Мужчина устало провел рукой по волосам и, тяжело вздохнув, посмотрел на Мадлен. Затем перевел взгляд на Лину, потом – снова на Мадлен.
– Как я понимаю, вы – миссис Демарко?
Даже странно было, какую сильную боль причинил ей этот вопрос. Она отрицательно качнула головой и, сжав руки, шагнула навстречу хирургу. Глаза Мадлен, казалось, молили о пощаде.
– Я – доктор Мадлен Хиллиард, кардиолог из клиники «Сент-Джозеф». – Мадлен произносила эти слова, понимая, как бесполезно звучат ее объяснения в эту минуту.
А это моя дочь, Лина. Мы в некотором смысле... семья Фрэнсиса.
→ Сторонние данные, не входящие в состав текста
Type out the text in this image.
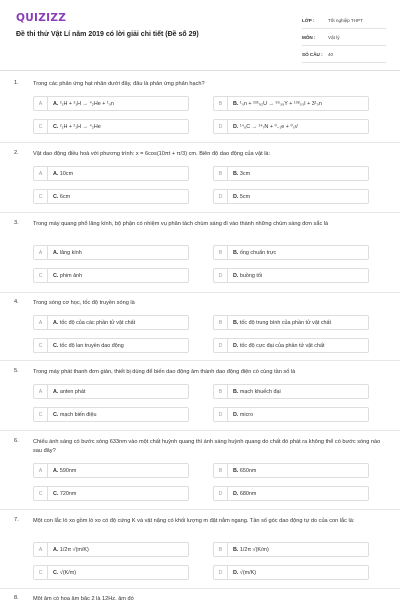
QUIZIZZ
Đề thi thử Vật Lí năm 2019 có lời giải chi tiết (Đề số 29)
LỚP :	Tốt nghiệp THPT
MÔN :	Vật lý
SỐ CÂU :	40
1.	Trong các phản ứng hạt nhân dưới đây, đâu là phản ứng phản hạch?
A	A. ²₁H + ³₁H → ⁴₂He + ¹₀n	B	B. ¹₀n + ²³⁵₉₂U → ⁹⁵₃₉Y + ¹³⁸₅₃I + 3¹₀n
C	C. ²₁H + ²₁H → ⁴₂He	D	D. ¹⁴₆C → ¹⁴₇N + ⁰₋₁e + ⁰₀ν̄
2.	Vật dao động điều hoà với phương trình: x = 6cos(10πt + π/3) cm. Biên độ dao động của vật là:
A	A. 10cm	B	B. 3cm
C	C. 6cm	D	D. 5cm
3.	Trong máy quang phổ lăng kính, bộ phận có nhiệm vụ phân tách chùm sáng đi vào thành những chùm sáng đơn sắc là
A	A. lăng kính	B	B. ống chuẩn trực
C	C. phim ảnh	D	D. buồng tối
4.	Trong sóng cơ học, tốc độ truyền sóng là
A	A. tốc độ của các phần tử vật chất	B	B. tốc độ trung bình của phần tử vật chất
C	C. tốc độ lan truyền dao động	D	D. tốc độ cực đại của phần tử vật chất
5.	Trong máy phát thanh đơn giản, thiết bị dùng để biến dao động âm thành dao động điện có cùng tần số là
A	A. anten phát	B	B. mạch khuếch đại
C	C. mạch biến điệu	D	D. micro
6.	Chiếu ánh sáng có bước sóng 633nm vào một chất huỳnh quang thì ánh sáng huỳnh quang do chất đó phát ra không thể có bước sóng nào sau đây?
A	A. 590nm	B	B. 650nm
C	C. 720nm	D	D. 680nm
7.	Một con lắc lò xo gồm lò xo có độ cứng K và vật nặng có khối lượng m đặt nằm ngang. Tần số góc dao động tự do của con lắc là:
A	A. 1/2π √(m/K)	B	B. 1/2π √(K/m)
C	C. √(K/m)	D	D. √(m/K)
8.	Một âm có họa âm bậc 2 là 12Hz, âm đó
– Мне очень жаль, доктор Хиллиард...
Больше она ничего не слышала. Кровь прилила к лицу, в ушах зашумело, стало невыносимо тяжело дышать. На мгновение Мадлен показалось, что сейчас ее вырвет, прямо здесь, в приемном покое.
– Полученные повреждения оказались слишком серьезными...
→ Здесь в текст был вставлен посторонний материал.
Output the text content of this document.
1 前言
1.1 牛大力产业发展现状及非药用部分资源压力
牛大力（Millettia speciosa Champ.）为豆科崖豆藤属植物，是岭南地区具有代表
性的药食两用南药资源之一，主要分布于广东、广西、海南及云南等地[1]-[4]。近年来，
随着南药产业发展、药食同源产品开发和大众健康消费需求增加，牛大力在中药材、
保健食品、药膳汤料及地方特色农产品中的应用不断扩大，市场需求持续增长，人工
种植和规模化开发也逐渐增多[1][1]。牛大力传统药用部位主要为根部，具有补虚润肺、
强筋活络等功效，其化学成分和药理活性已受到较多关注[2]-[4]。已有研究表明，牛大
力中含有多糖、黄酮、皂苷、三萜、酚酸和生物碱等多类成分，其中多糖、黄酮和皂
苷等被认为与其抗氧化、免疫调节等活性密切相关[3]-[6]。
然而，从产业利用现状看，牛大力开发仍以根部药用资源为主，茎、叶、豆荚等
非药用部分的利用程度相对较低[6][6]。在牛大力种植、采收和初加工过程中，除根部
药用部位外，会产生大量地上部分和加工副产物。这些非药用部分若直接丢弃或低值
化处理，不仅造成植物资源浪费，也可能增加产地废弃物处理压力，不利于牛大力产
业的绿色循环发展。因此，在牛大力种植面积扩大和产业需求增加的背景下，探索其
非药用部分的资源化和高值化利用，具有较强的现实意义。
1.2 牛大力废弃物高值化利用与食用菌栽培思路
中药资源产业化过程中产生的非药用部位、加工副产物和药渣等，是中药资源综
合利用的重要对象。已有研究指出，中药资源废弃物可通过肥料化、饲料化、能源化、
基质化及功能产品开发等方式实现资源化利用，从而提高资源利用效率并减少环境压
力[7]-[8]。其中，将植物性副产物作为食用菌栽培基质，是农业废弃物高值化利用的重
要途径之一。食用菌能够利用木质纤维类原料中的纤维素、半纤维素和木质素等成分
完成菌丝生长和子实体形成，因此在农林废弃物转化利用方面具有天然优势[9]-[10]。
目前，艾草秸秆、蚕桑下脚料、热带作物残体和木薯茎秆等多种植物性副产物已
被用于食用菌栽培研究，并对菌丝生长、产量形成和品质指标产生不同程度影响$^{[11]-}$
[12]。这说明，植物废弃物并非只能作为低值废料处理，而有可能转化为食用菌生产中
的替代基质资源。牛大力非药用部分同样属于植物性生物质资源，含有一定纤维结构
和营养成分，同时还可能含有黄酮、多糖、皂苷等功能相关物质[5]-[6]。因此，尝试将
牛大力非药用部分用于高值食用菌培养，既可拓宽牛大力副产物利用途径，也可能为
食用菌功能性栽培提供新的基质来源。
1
Она судорожно вдохнула, сжав кулаки так, что ногти впились в ладони. Боль принесла даже некоторое облегчение, на секунду пересилив душевную муку. Но секунда прошла, и ей сразу захотелось задать множество вопросов.
– Я хотела бы взглянуть на записи в журнале. Что именно случилось?
– Повреждения спинного мозга, – негромко пояснил хирург, как будто его тихий голос мог смягчить ужас произносимых им слов. – Он пробил переднее стекло автомобиля, потом ударился головой о дерево. Это вызвало множественные внутричерепные кровоизлияния. Мы сразу подключили его к системе жизнеобеспечения, но, увы...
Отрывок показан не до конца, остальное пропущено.